Yesterday I had dinner with a friend, who showed me the video of the missing dance from the Olympic Opening Ceremony. Choreographer Akram Khan’s powerful tribute to the victims of the 7/7/2005 terrorist attack in London was replaced by an interview with Michael Phelps — and not a particularly interesting one, either. I could find no comment on NBC’s website.
Rather than speculate on the reasons for their decision, I want to comment on the effect of the omission. The ceremony was carefully balanced — solemnity, playfulness, history, popular culture, and capped with the powerful ceremonial lighting of the cauldron and raising the Olympic flag.
Danny Boyle, who directed the ceremony, created an expansive human tapestry, with many collaborators and volunteers. Omitting the tribute, with it’s grace, gentle pageantry, and healing power, skewed the whole experience, changed the balance. Watch the video yourself — see what you think.
If we understand the media as leaders in knowledge production, and consider the global power of the Olympic Games, NBC’s decision shows a dangerous tendency to whitewash, prettify, and Americanize our experience. A global theme like terrorism, beautifully framed as it was on Friday night, deserves global attention.
Instead of the possibility of healing and collective celebration of survival, we got a banal interview that could have aired any time. Instead of experiencing another country’s aesthetic vision of an experience Americans fear and mourn, we were spoon-fed, quick-stepped, spectacular spectaculared!
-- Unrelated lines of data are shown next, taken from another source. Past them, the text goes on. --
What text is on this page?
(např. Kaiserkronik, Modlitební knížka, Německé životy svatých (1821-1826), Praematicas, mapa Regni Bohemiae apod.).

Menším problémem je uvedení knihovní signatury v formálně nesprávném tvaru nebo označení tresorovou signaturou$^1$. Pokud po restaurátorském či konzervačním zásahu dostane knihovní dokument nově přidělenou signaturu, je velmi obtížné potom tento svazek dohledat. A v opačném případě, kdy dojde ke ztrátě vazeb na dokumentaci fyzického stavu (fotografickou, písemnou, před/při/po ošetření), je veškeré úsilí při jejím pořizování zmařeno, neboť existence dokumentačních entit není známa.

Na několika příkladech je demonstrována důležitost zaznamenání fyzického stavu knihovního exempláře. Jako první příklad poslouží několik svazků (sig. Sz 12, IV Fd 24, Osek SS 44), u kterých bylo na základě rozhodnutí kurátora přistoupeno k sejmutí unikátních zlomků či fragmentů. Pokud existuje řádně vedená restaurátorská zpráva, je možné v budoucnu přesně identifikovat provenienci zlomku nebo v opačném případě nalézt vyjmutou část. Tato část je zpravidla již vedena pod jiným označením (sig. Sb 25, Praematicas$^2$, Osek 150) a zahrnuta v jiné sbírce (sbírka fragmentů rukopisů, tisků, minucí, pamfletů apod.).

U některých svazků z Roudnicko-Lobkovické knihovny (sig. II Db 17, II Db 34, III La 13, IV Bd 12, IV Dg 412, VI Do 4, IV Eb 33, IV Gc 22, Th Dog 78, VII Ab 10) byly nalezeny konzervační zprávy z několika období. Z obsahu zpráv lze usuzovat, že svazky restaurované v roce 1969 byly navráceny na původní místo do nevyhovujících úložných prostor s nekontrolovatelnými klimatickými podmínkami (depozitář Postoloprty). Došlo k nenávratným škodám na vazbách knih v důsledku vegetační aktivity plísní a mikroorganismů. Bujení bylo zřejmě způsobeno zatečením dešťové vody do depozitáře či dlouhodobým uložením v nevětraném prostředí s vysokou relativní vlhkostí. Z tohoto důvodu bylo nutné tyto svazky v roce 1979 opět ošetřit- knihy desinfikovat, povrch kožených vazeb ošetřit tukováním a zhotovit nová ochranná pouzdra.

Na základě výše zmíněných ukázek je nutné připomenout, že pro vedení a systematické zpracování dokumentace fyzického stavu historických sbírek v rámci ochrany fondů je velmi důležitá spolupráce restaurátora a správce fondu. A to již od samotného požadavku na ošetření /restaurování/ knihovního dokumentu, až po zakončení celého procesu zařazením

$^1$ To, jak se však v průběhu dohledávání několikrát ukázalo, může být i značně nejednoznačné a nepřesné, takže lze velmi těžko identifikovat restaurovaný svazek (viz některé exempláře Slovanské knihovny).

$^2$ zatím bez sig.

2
I was disappointed by much of the ceremony, the odd camera cuts and the jarring images that veered from close-up to vista. Now I think maybe I didn’t experience the ceremony at all — just a cut and paste summary that took the heart out of the whole experience.
Where is the leadership that would have made a better decision? From what are the so-called media leaders “protecting” us — or are they protecting their sponsors? Good leadership embraces nuances and complexities, because good leaders trust the people they serve . Good reporting does the same thing.